The threat is real: Have you completed these two business continuity tasks?

As a CIO of a health system for 15 years, I understand the value of business continuity. Last year alone, the U.S. experienced numerous adverse events, including 14 different natural disasters, ranging from hurricanes to wildfires to winter storms. What’s more, healthcare is one of the most targeted industries for malware attacks, such as the ransomware attack impacting 85,000 patients in California, or the misconfigured FTP server exposing data of 205,000 patients.

Business continuity and disaster recovery planning remains a top-of-mind concern for hospitals. In fact, last year 67 percent of CISOs believed a cybersecurity attack would happen at their organization.

The threat is real and healthcare leaders know it. Here are two crucial tasks that I’ve found every healthcare IT leader/professional should complete to ensure their organization is prepared.

1. Have you calculated the cost of downtime?

Every organization has a unique set of disaster recovery and business continuity requirements. Yet many are expected to have 99.999 percent availability, which equates to approximately 5 minutes of unscheduled downtime annually.

This expectation of near-zero downtime poses challenges when justifying IT budgets and the costs associated with ensuring this level of availability and/or recovery. According to a 2016 report from the Ponemon Institute, the total cost of a single, unplanned outage for healthcare organizations is $918,000. Your budget might never be large enough to invest in resources and redundancy for every system and application, or to prevent every possible disaster.
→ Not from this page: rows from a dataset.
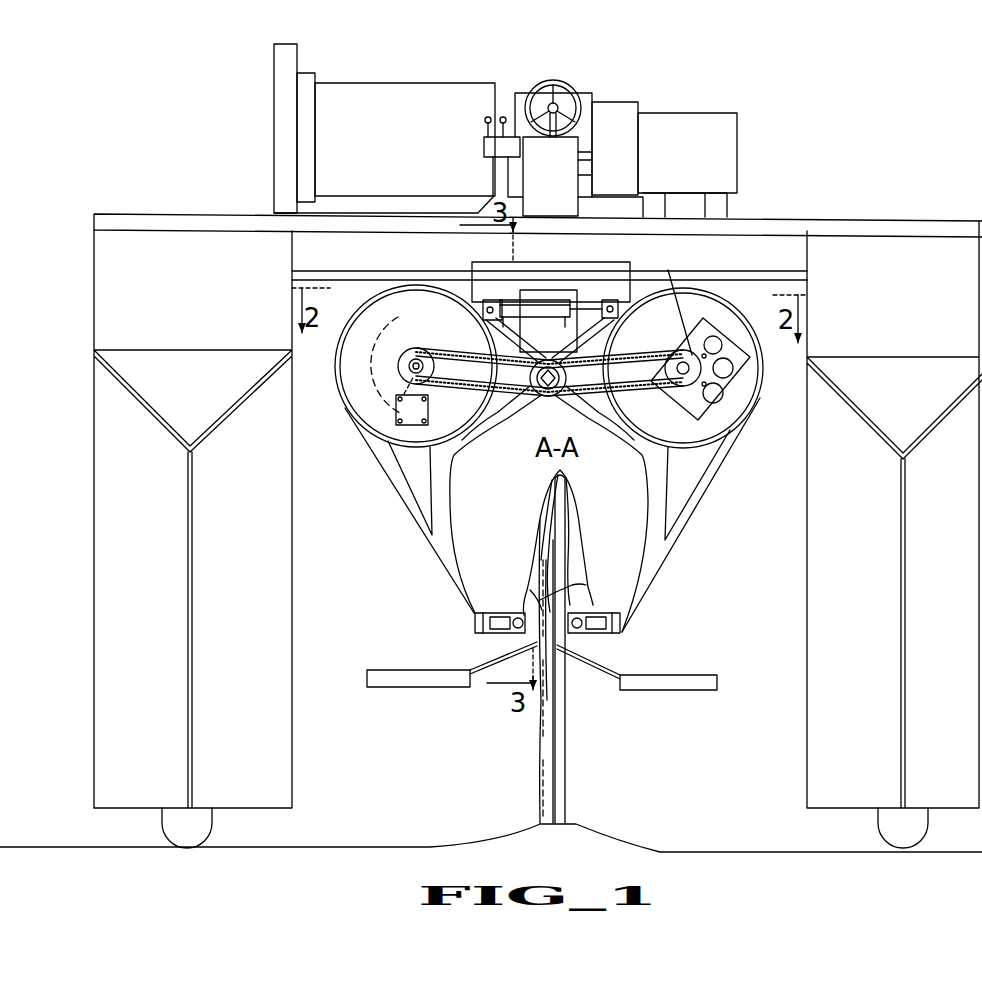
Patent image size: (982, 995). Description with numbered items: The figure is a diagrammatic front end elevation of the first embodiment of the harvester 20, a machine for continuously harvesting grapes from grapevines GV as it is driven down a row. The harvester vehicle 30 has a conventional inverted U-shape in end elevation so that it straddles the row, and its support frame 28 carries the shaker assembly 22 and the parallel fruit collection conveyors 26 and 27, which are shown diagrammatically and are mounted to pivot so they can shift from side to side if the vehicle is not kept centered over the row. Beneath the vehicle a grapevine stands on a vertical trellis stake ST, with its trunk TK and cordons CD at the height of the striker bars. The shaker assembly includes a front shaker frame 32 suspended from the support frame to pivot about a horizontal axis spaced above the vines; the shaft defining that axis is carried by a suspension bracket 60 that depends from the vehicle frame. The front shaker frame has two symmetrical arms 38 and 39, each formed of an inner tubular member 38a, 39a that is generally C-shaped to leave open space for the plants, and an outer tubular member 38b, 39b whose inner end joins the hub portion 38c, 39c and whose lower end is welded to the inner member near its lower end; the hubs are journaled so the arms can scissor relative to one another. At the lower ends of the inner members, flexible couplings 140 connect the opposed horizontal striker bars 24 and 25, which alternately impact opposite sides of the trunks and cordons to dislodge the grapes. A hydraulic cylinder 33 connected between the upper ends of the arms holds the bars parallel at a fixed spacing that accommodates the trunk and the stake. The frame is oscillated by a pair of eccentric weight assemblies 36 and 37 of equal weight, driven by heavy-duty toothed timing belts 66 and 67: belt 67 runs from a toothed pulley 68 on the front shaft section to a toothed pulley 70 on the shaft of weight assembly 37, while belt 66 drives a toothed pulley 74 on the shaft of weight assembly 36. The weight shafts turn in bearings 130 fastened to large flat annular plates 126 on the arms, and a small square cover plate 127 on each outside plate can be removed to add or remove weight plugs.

The harvester 20 is at (888, 162).
The shaker assembly 22 is at (683, 588).
The striker bar 24 is at (528, 612).
The striker bar 25 is at (574, 603).
The conveyor 26 is at (367, 688).
The conveyor 27 is at (680, 692).
The support frame 28 is at (748, 246).
The harvester vehicle 30 is at (893, 218).
The front shaker frame 32 is at (686, 553).
The hydraulic cylinder 33 is at (580, 297).
The eccentric weight assembly 36 is at (360, 380).
The eccentric weight assembly 37 is at (736, 378).
The arm 38 is at (405, 523).
The inner tubular member 38a is at (450, 458).
The outer tubular member 38b is at (385, 476).
The hub portion 38c is at (536, 396).
The arm 39 is at (690, 525).
The inner tubular member 39a is at (640, 450).
The outer tubular member 39b is at (710, 498).
The hub portion 39c is at (588, 402).
The suspension bracket 60 is at (536, 295).
The timing belt 66 is at (452, 360).
The timing belt 67 is at (654, 354).
The toothed pulley 68 is at (548, 371).
The toothed pulley 70 is at (694, 348).
The toothed pulley 74 is at (404, 367).
The annular plate 126 is at (358, 406).
The cover plate 127 is at (423, 410).
The bearing 130 is at (417, 352).
The flexible coupling 140 is at (470, 636).
The cordon CD is at (543, 577).
The trunk TK is at (540, 735).
The grapevine GV is at (537, 762).
The stake ST is at (565, 753).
How to quantify the cost of downtime

Quantifying the cost of downtime is a good strategy to defend budgeting for these costs, especially for resources that you’ve prioritized for mission-critical applications. Here are a few cost factors to consider:

  • Employee productivity: You can calculate the labor cost, including overtime (during downtime and recovery) for employees who would be impacted using the formula below. (Factor this at 50 percent if your employees could work on other tasks during downtime).
  • Loss of business/revenue: Some calculate this using average revenue per minute (ARPM), or as shown, by estimating the total annual cost of outage (multiplying lost revenue by the total expected annual hours of outage).
  • IT recovery costs and restoring systems (out-of-warranty acquisition costs).
  • Costs associated with potential compliance violations.
  • Outside vendor and consulting costs.

Some hidden costs you may not have thought about include customer dissatisfaction, damage to your brand/reputation (including negative press), and lowered employee morale or turnover.

  • P= number of people affected, E= average percentage they’re affected, R= average employee cost per hour, H= number of hours of outage
  • GR= gross yearly revenue, TH=total yearly business hours, I= percentage impact (high % means billing stops, lose customers, negative press, etc.), H=number of hours of outage

2. Develop a plan by identifying risk

Every day hospital care teams respond to emergency situations requiring immediate action— often when a minute can mean the difference between life and death. As physicians, nurses, and caregivers respond to code calls and other important notifications, your hospital is most likely tracking response times, evaluating workflows and current technology, and identifying areas you could improve. This type of analysis can allow care teams to respond more efficiently and quickly to patient events, such as a code STEMI (ST-elevated myocardial infarction) for heart attack patients.

Each of these common code calls and alerts may be put at risk by events ranging from natural disaster, terror and security threats, power outages, and more. Every organization is vulnerable to potential disasters. Every organization should prepare their business continuity plan to be adaptable to a wide range of possible risks. Here are some common code calls, disaster events, and other disruptions that a business continuity plan should address.

Types of Risk

In addition, outcomes from some of these events can lead to loss of access to your physical building, medical equipment, paper or electronic health records (including billing, scheduling, and patient charts); unavailable staff members; and third-party data breach.

Developing your plan is the first step to successful business continuity—the second step involves testing your plan.

Woman’s Hospital confronted a disaster scenario in early August 2016, when Louisiana faced a severe weather system resulting in record-level flooding.

Read how Woman’s Hospital put their communication infrastructure to the test »

Your next step

Our advice is to use your position as a healthcare IT leader to ensure your organization is prepared.

Murphy’s Law reminds us that however much we invest in and prepare our business continuity plan—we never eliminate all risk. Emergent cybersecurity risks, and the increasing complexity of hospital IT systems have raised the alarm among healthcare leaders, who can no longer leave management of business continuity to IT departments alone. Disruptive and adverse events are no longer events of chance, and healthcare leaders must face the changing needs of business continuity.